SR: Why did Evo Medical decide to ask RTs and HME providers to write CMS on this issue?
Bunting: evo Medical Solutions is in business to provide healthcare products, and we strive to stay on the forefront of new technology, new processes, and more efficient methods of serving the industry and its patients. We believe if CMS would cover this new technology, it would provide an additional option for OSA diagnosis. Though requested of CMS by the American Academy of Otolaryngology-Head and Neck Surgery, evo believes HME’s and RT’s should have their voice in what would be a paradigm shift in the care of this vastly under-diagnosed patient base. The growing awareness of sleep apnea has led providers to recognize that a large number of patients suspected of having this disease are either reluctant or unable to undergo a study in a sleep lab.
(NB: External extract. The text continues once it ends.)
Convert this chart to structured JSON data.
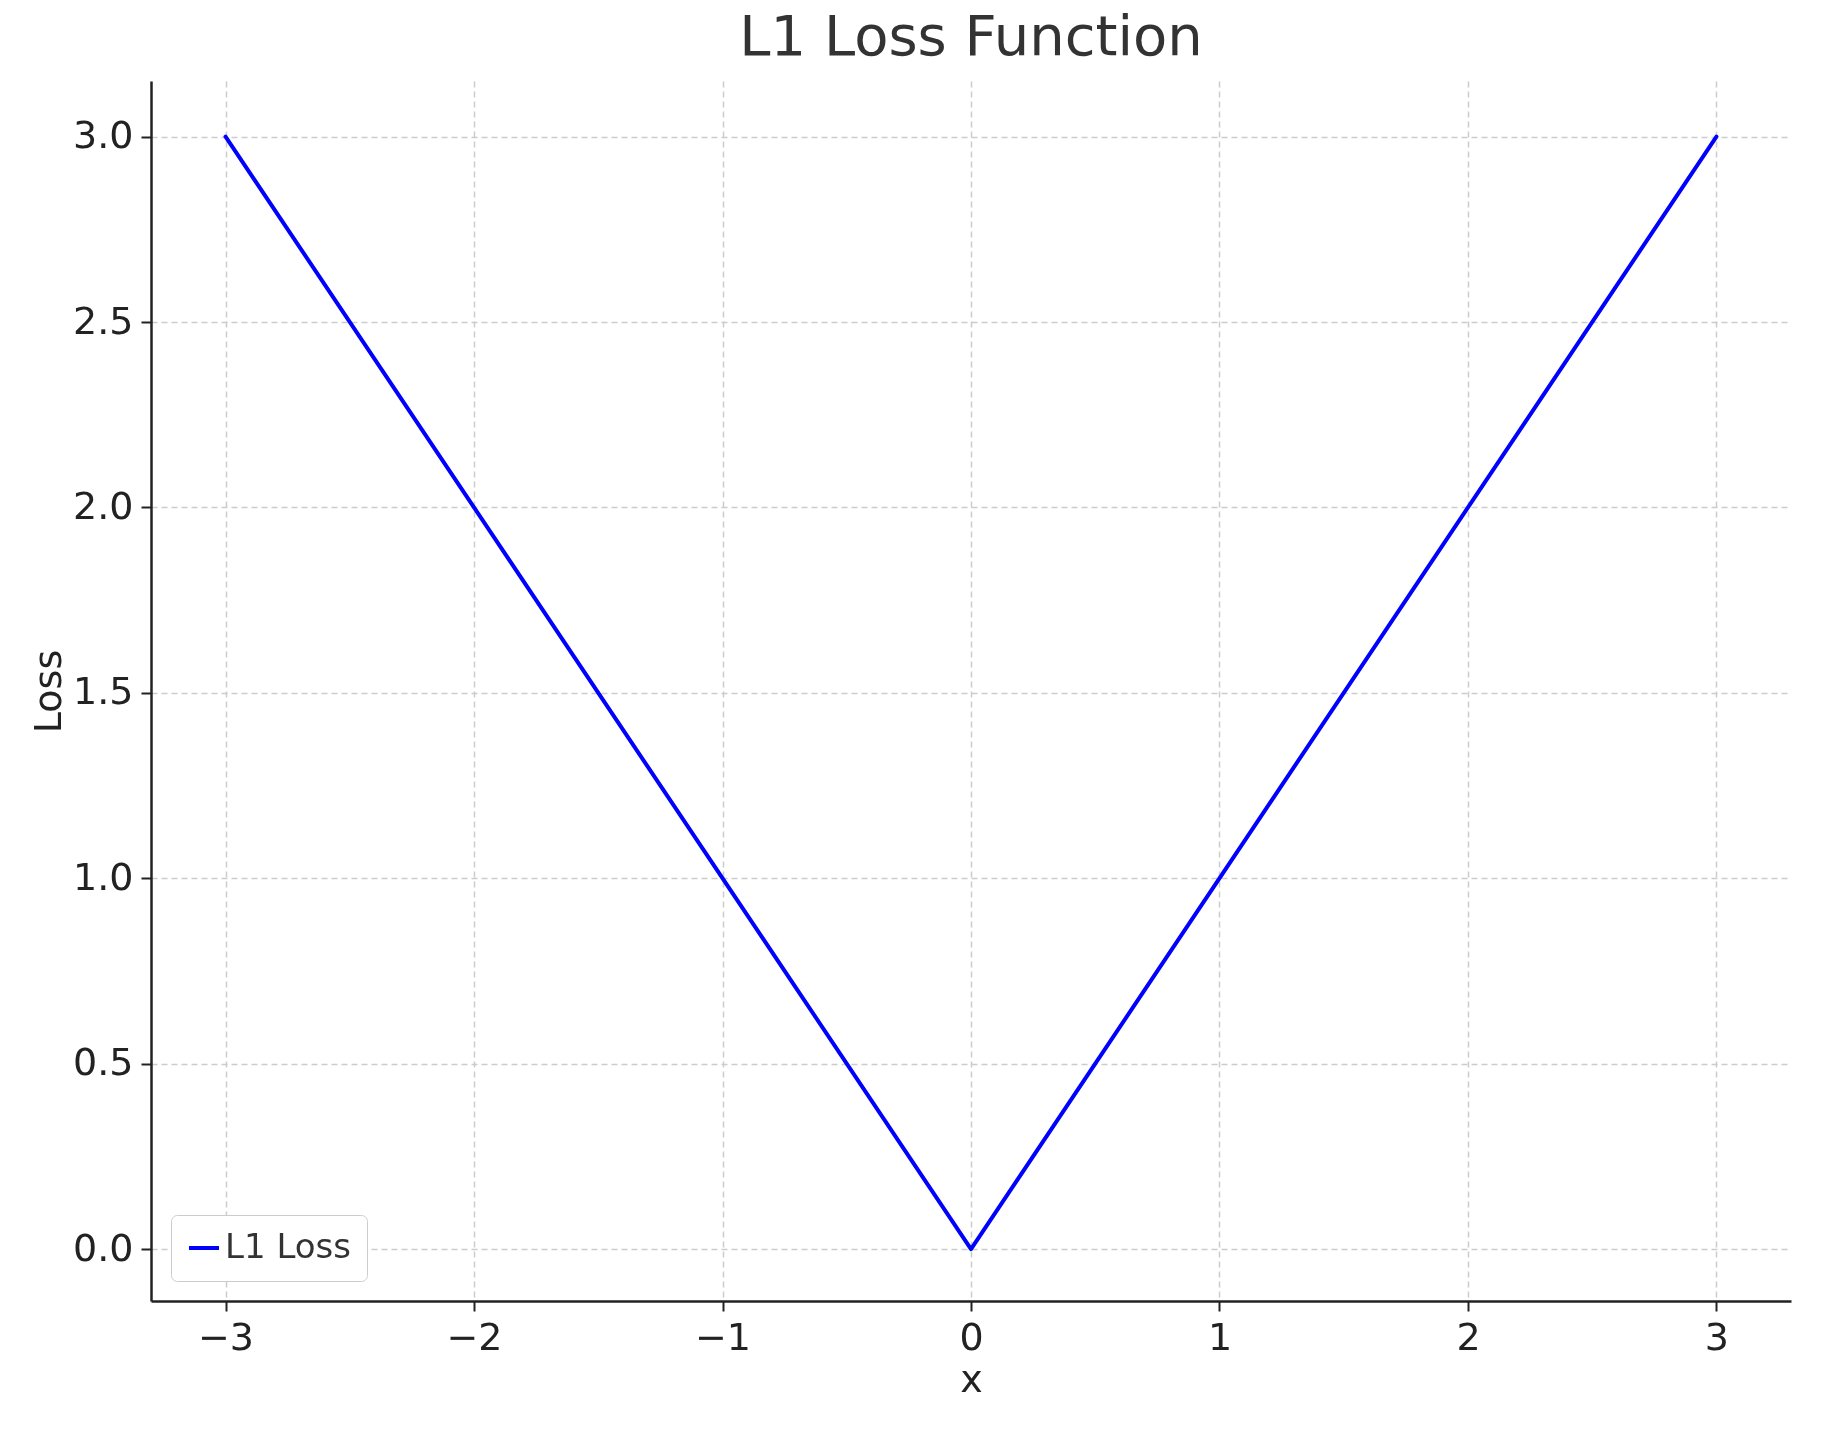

For many patients, especially Medicare beneficiaries, traveling to a sleep laboratory can be a significant hardship. As a result, many do not seek the care they need. We believe this allowance by CMS would benefit the entire sleep therapy industry and improve the quality of life for many patients currently suffering from OSA. For the HME providers, it opens a whole new area of service that is currently not available to them, for the Respiratory Therapists it allows them to be more directly involved with their OSA patients, and for the sleep labs and sleep doctors, it allows them to pre-screen and connect with those unwilling or geographically unable to come to a lab. We just don’t see a negative with this initiative to ask CMS to cover in-home sleep testing.
SR: This is the second time CMS is considering covering home testing. The first time it decided against coverage. Was a lack of organized support for home testing a problem the first time it was considered? Does the company think things will be different this time around?
Bunting: In the 2005 ruling, CMS cited insufficient evidence to conclude that unattended portable multi-channel sleep study testing is reasonable and necessary in the diagnosis of OSA for CPAP therapy. In-home testing proponents have long maintained that the lobbying power of the American Academy of Sleep Medicine and their doctor members were largely responsible for defeating the measure, which they believed would negatively affect their financial model. In our experience, most sleep doctors/labs now understand this is not the case. We believe things will be different this time around because of the increasing awareness of the disease state, more acceptance and approval in the medical community as a whole, and a clear need to save money in the healthcare system by getting these patients help for their OSA sooner, thereby avoiding more costly and catastrophic health outcomes.
SR: How would Evo Medical answer critics that might say the company is only acting because it has a financial interest in the issue?
Bunting: Research has proven that home-testing is accurate, reliable, FDA-approved, and cost-efficient. While evo is a for-profit firm (as are most healthcare entities), we support medical options that are in the best interest of the patient, enhance the overall industry of healthcare, and have the potential to offer cost savings for CMS. We felt that someone needed to take a leadership role and ask our industry to step up and support this initiative. It’s in the best interest of our industry for CMS to support new proven technology that gives patients more options, ultimately resulting in better healthcare. If in-home sleep testing can benefit the entire sleep medicine industry, why shouldn’t we ask our industry to speak out? As long as we keep our focus on what’s in the best interest of the patients, we all will win — medicine, business, and the patients. Without supporting the growth and implementation of new technology, it makes it more difficult for our industry to sustain the investment in research and development, which ultimately hurts the entire healthcare industry and its patients. We and CMS should both do our best to put patient care and quality of life first.